From The Washington Post — Mitt Romney taps foreign policy, national security advisers — here’s some of the list of those Romney has tapped to join his team:
Cofer Black, Vice President of Blackbird Technologies; Director of the CIA Counter-Terrorism Center (1999-2002); United States Department of State Coordinator for Counter-Terrorism (2002-2004)
Christopher Burnham, Vice Chairman of Deutsche Bank Asset Management; United Nations Under-Secretary-General for Management (2005-2006); United States Under Secretary of State for Management (2001-2005)
Michael Chertoff, Chairman of the Chertoff Group; United States Secretary of Homeland Security (2005-2009); Judge on the United States Court of Appeals for the Third Circuit (2003-2005)
Eliot Cohen, Director of the Strategic Studies Program at the School of Advanced International Studies, Johns Hopkins University; Counselor to the United States Department of State (2007-2009); Defense Policy Advisory Board Member (2001-2009)
Norm Coleman, Chairman of the Board, American Action Network; Adviser to the Republican Jewish Coalition; United States Senator (R-MN) (2003-2009)
John Danilovich, Member of the Trilantic European Advisory Council; CEO of Millennium Challenge Corporation (2005-2009); Ambassador to Brazil (2004-2005); Ambassador to Costa Rica (2001-2004)
Paula Dobriansky, Senior Fellow at the John F. Kennedy School of Government, Harvard University; Under Secretary of State for Democracy and Global Affairs (2001-2009)
Eric Edelman, Visiting Scholar at School of Advanced International Studies at Johns Hopkins University; Under Secretary of Defense for Policy (2005-2009); Principal Deputy Assistant to the Vice President for National Security Affairs (2001-2003)
Michael Hayden, Principal of the Chertoff Group; Director of the Central Intelligence Agency (2006-2009); Director of the National Security Agency (1999-2005)
[ ]…MADDOW: With the greatest American failure in American policy hung around their necks.

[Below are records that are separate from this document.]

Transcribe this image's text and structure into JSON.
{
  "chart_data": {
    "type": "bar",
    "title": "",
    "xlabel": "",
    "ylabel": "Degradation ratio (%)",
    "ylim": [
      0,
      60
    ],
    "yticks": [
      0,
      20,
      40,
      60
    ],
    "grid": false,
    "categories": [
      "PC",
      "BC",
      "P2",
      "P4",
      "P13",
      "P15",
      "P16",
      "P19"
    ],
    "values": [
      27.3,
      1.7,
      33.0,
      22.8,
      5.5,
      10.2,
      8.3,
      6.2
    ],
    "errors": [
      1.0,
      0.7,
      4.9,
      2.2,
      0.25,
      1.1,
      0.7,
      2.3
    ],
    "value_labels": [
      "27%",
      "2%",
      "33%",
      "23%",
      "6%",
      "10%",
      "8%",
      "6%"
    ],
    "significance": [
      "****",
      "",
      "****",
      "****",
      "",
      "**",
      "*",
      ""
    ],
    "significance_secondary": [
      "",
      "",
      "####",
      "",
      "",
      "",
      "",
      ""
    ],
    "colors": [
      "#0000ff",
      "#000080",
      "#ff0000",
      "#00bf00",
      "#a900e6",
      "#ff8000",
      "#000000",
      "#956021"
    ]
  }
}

With the Project for a New American Century, neocon, fantasy a punchline now, Mitt Romney as a presidential candidate has decided to embrace them.
Conservatives gave the U.S. the economic shaft – spending trillions, weakening regulations, not enforcing the ones we had, cutting taxes instead of paying for the trillions they spent on Iraq and Afghanistan so that billionaires could have even more unearned income – the economic zombies. Why is it outrageous to think they have learned nothing from Iraq. Core conservatives are foreign policy zombies as well. Perhaps not the Ron Paul conservaterians, but that still leaves a lot of conservatives who think that if we started a war with Iran we could get it right this time.

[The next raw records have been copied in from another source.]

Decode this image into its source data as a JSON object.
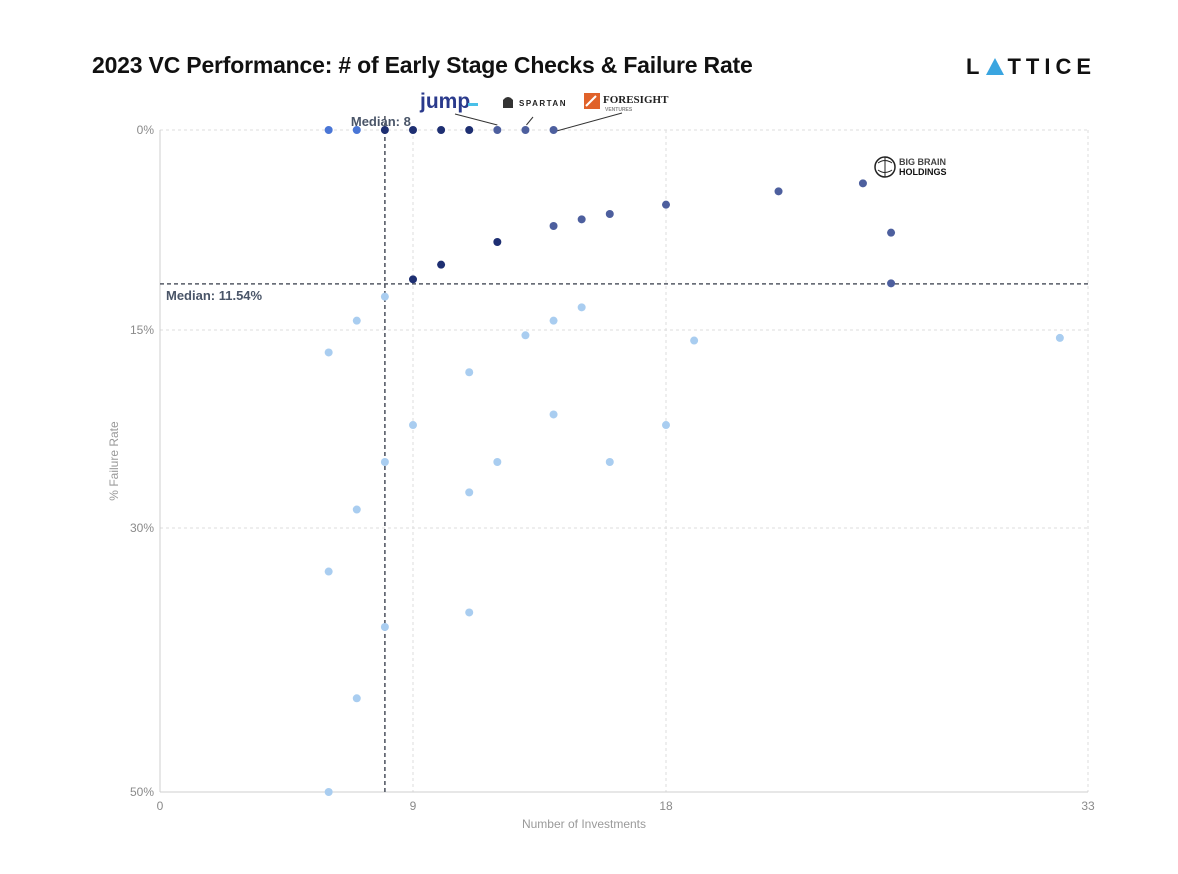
{
  "header": {
    "title": "2023 VC Performance: # of Early Stage Checks & Failure Rate",
    "brand_prefix": "L",
    "brand_suffix": "TTICE"
  },
  "chart_data": {
    "type": "scatter",
    "title": "2023 VC Performance: # of Early Stage Checks & Failure Rate",
    "xlabel": "Number of Investments",
    "ylabel": "% Failure Rate",
    "x_ticks": [
      0,
      9,
      18,
      33
    ],
    "x_tick_labels": [
      "0",
      "9",
      "18",
      "33"
    ],
    "y_ticks": [
      0,
      15,
      30,
      50
    ],
    "y_tick_labels": [
      "0%",
      "15%",
      "30%",
      "50%"
    ],
    "xlim": [
      0,
      33
    ],
    "ylim": [
      0,
      50
    ],
    "y_inverted": true,
    "grid": true,
    "medians": {
      "x": 8,
      "x_label": "Median: 8",
      "y": 11.54,
      "y_label": "Median: 11.54%"
    },
    "colors": {
      "zero_fail": "#4a76d6",
      "top_dark": "#1e2f72",
      "top_mid": "#4d5f9e",
      "below_median": "#a9cdf0",
      "median_line": "#555a66",
      "grid": "#dddddd"
    },
    "points": [
      {
        "x": 6,
        "y": 0,
        "tone": "zero_fail"
      },
      {
        "x": 7,
        "y": 0,
        "tone": "zero_fail"
      },
      {
        "x": 8,
        "y": 0,
        "tone": "top_dark"
      },
      {
        "x": 9,
        "y": 0,
        "tone": "top_dark"
      },
      {
        "x": 10,
        "y": 0,
        "tone": "top_dark"
      },
      {
        "x": 11,
        "y": 0,
        "tone": "top_dark"
      },
      {
        "x": 12,
        "y": 0,
        "tone": "top_mid"
      },
      {
        "x": 13,
        "y": 0,
        "tone": "top_mid"
      },
      {
        "x": 14,
        "y": 0,
        "tone": "top_mid"
      },
      {
        "x": 9,
        "y": 11.2,
        "tone": "top_dark"
      },
      {
        "x": 10,
        "y": 10.1,
        "tone": "top_dark"
      },
      {
        "x": 12,
        "y": 8.4,
        "tone": "top_dark"
      },
      {
        "x": 14,
        "y": 7.2,
        "tone": "top_mid"
      },
      {
        "x": 15,
        "y": 6.7,
        "tone": "top_mid"
      },
      {
        "x": 16,
        "y": 6.3,
        "tone": "top_mid"
      },
      {
        "x": 18,
        "y": 5.6,
        "tone": "top_mid"
      },
      {
        "x": 22,
        "y": 4.6,
        "tone": "top_mid"
      },
      {
        "x": 25,
        "y": 4.0,
        "tone": "top_mid"
      },
      {
        "x": 26,
        "y": 7.7,
        "tone": "top_mid"
      },
      {
        "x": 26,
        "y": 11.5,
        "tone": "top_mid"
      },
      {
        "x": 8,
        "y": 12.5,
        "tone": "below_median"
      },
      {
        "x": 7,
        "y": 14.3,
        "tone": "below_median"
      },
      {
        "x": 6,
        "y": 16.7,
        "tone": "below_median"
      },
      {
        "x": 13,
        "y": 15.4,
        "tone": "below_median"
      },
      {
        "x": 14,
        "y": 14.3,
        "tone": "below_median"
      },
      {
        "x": 15,
        "y": 13.3,
        "tone": "below_median"
      },
      {
        "x": 19,
        "y": 15.8,
        "tone": "below_median"
      },
      {
        "x": 32,
        "y": 15.6,
        "tone": "below_median"
      },
      {
        "x": 11,
        "y": 18.2,
        "tone": "below_median"
      },
      {
        "x": 14,
        "y": 21.4,
        "tone": "below_median"
      },
      {
        "x": 9,
        "y": 22.2,
        "tone": "below_median"
      },
      {
        "x": 18,
        "y": 22.2,
        "tone": "below_median"
      },
      {
        "x": 8,
        "y": 25.0,
        "tone": "below_median"
      },
      {
        "x": 12,
        "y": 25.0,
        "tone": "below_median"
      },
      {
        "x": 16,
        "y": 25.0,
        "tone": "below_median"
      },
      {
        "x": 11,
        "y": 27.3,
        "tone": "below_median"
      },
      {
        "x": 7,
        "y": 28.6,
        "tone": "below_median"
      },
      {
        "x": 6,
        "y": 33.3,
        "tone": "below_median"
      },
      {
        "x": 11,
        "y": 36.4,
        "tone": "below_median"
      },
      {
        "x": 8,
        "y": 37.5,
        "tone": "below_median"
      },
      {
        "x": 7,
        "y": 42.9,
        "tone": "below_median"
      },
      {
        "x": 6,
        "y": 50.0,
        "tone": "below_median"
      }
    ],
    "annotations": [
      {
        "name": "jump",
        "text": "jump",
        "target_x": 12,
        "target_y": 0,
        "color": "#2a3a8c"
      },
      {
        "name": "spartan",
        "text": "SPARTAN",
        "target_x": 13,
        "target_y": 0,
        "color": "#222222"
      },
      {
        "name": "foresight",
        "text": "FORESIGHT",
        "subtext": "VENTURES",
        "target_x": 14,
        "target_y": 0,
        "color": "#e0622a"
      },
      {
        "name": "big-brain-holdings",
        "text": "BIG BRAIN",
        "subtext": "HOLDINGS",
        "target_x": 25,
        "target_y": 4.0,
        "color": "#111111"
      }
    ]
  }
}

Santorum is feeling cocky these days, Santorum Unloads On “Occupier” Romney
Sen. Rick Santorum struck a sharper tone on the campaign trail today, criticizing Mitt Romney for questioning his conservative values and calling him an “Occupy Wall Street adherent.”
“It’s absolutely laughable to have a liberal governor of Massachusetts say that I am not a conservative,” Santorum said, attacking Romney’s tax plan. “We have a candidate for president who is campaigning as an Occupy Wall Street adherent.”
“He doesn’t understand how America works any more than Barack Obama understands how America works,” Santorum said, about Romney’s plan to cap wealthy individuals’ ability to deduct charitable contributions. ( this link is from a conservative slated media site, so judge the slant accordingly)
His holiness the former pope of K-Street Corruption, he and only he, in his magnificence understands how the USA works. Noting that while arrogance is rampant in politics, Santorum might be part of the mother lode of swelled head spores.